I just read a post at Ferule & Fescue about mid-career restlessness: the desire to be able to move, post-tenure, even if one doesn't particularly want to move. Flavia makes a good point here--she argues that moving between jobs is a visible sign of success at a point in one's career when there are few big landmarks remaining (you got a tenure-track job, you published a book [maybe], you got tenure...now what?). I do think that that's a part of it.
But there's also this: Given the job market and the paucity of jobs, and the near dearth of Associate-level jobs, once you have tenure, it can feel like this, right here, is the rest of your life.
I'll admit that I've been struggling with that. I drive past the Field Township Cemetery and I wonder, "Will I be buried there?" It seems horrible and strange--I am not from here; this isn't where my people are--but, after another (here's hoping!) fifty years of living, my people will be here. Where else will they be? My son will have grown up here. My entire career will have been spent here. Maybe we'll move at retirement--in 27-or-so years--but...um...that's not very satisfying.
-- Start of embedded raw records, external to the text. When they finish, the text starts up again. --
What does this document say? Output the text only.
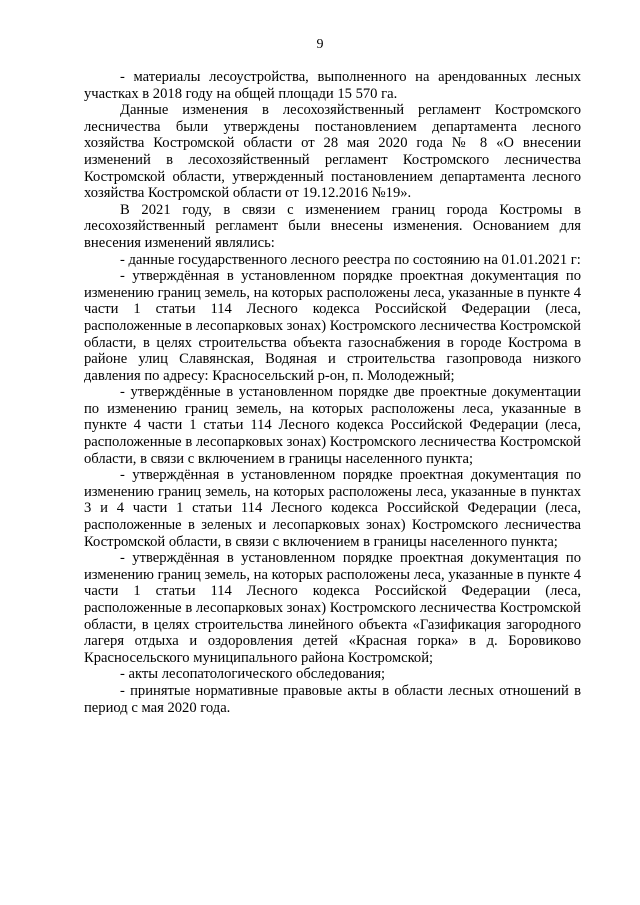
9

- материалы лесоустройства, выполненного на арендованных лесных участках в 2018 году на общей площади 15 570 га.

Данные изменения в лесохозяйственный регламент Костромского лесничества были утверждены постановлением департамента лесного хозяйства Костромской области от 28 мая 2020 года № 8 «О внесении изменений в лесохозяйственный регламент Костромского лесничества Костромской области, утвержденный постановлением департамента лесного хозяйства Костромской области от 19.12.2016 №19».

В 2021 году, в связи с изменением границ города Костромы в лесохозяйственный регламент были внесены изменения. Основанием для внесения изменений являлись:

- данные государственного лесного реестра по состоянию на 01.01.2021 г:

- утверждённая в установленном порядке проектная документация по изменению границ земель, на которых расположены леса, указанные в пункте 4 части 1 статьи 114 Лесного кодекса Российской Федерации (леса, расположенные в лесопарковых зонах) Костромского лесничества Костромской области, в целях строительства объекта газоснабжения в городе Кострома в районе улиц Славянская, Водяная и строительства газопровода низкого давления по адресу: Красносельский р-он, п. Молодежный;

- утверждённые в установленном порядке две проектные документации по изменению границ земель, на которых расположены леса, указанные в пункте 4 части 1 статьи 114 Лесного кодекса Российской Федерации (леса, расположенные в лесопарковых зонах) Костромского лесничества Костромской области, в связи с включением в границы населенного пункта;

- утверждённая в установленном порядке проектная документация по изменению границ земель, на которых расположены леса, указанные в пунктах 3 и 4 части 1 статьи 114 Лесного кодекса Российской Федерации (леса, расположенные в зеленых и лесопарковых зонах) Костромского лесничества Костромской области, в связи с включением в границы населенного пункта;

- утверждённая в установленном порядке проектная документация по изменению границ земель, на которых расположены леса, указанные в пункте 4 части 1 статьи 114 Лесного кодекса Российской Федерации (леса, расположенные в лесопарковых зонах) Костромского лесничества Костромской области, в целях строительства линейного объекта «Газификация загородного лагеря отдыха и оздоровления детей «Красная горка» в д. Боровиково Красносельского муниципального района Костромской;

- акты лесопатологического обследования;

- принятые нормативные правовые акты в области лесных отношений в период с мая 2020 года.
I like where I live, I like it well enough, but it's not where I want to spend the rest of my life. There.
And I don't like living 1000 miles from my family, and slightly more than that from many of my dearest friends. And I really don't like the idea of that remaining the case until my family and friends are dispersed and/or dead. I.e., forever.
This wasn't meant to be a macabre post. There's just something so final about tenure. Of course, we could both change careers, look into other fields, etc. Clearly, I'm not (yet) so troubled by my prospects--or my future burial site--that I'm motivated to pursue these options; I like my career, and I really like the wide-open spaciousness of summer. So I'm not at that point. Besides, maybe a new job will open up? Maybe I'll get really, really lucky?
--Or maybe that's precisely the kind of thinking that will lead to my one day, despite my dearest wishes and intentions, looking into grave plots half a mile south of my house.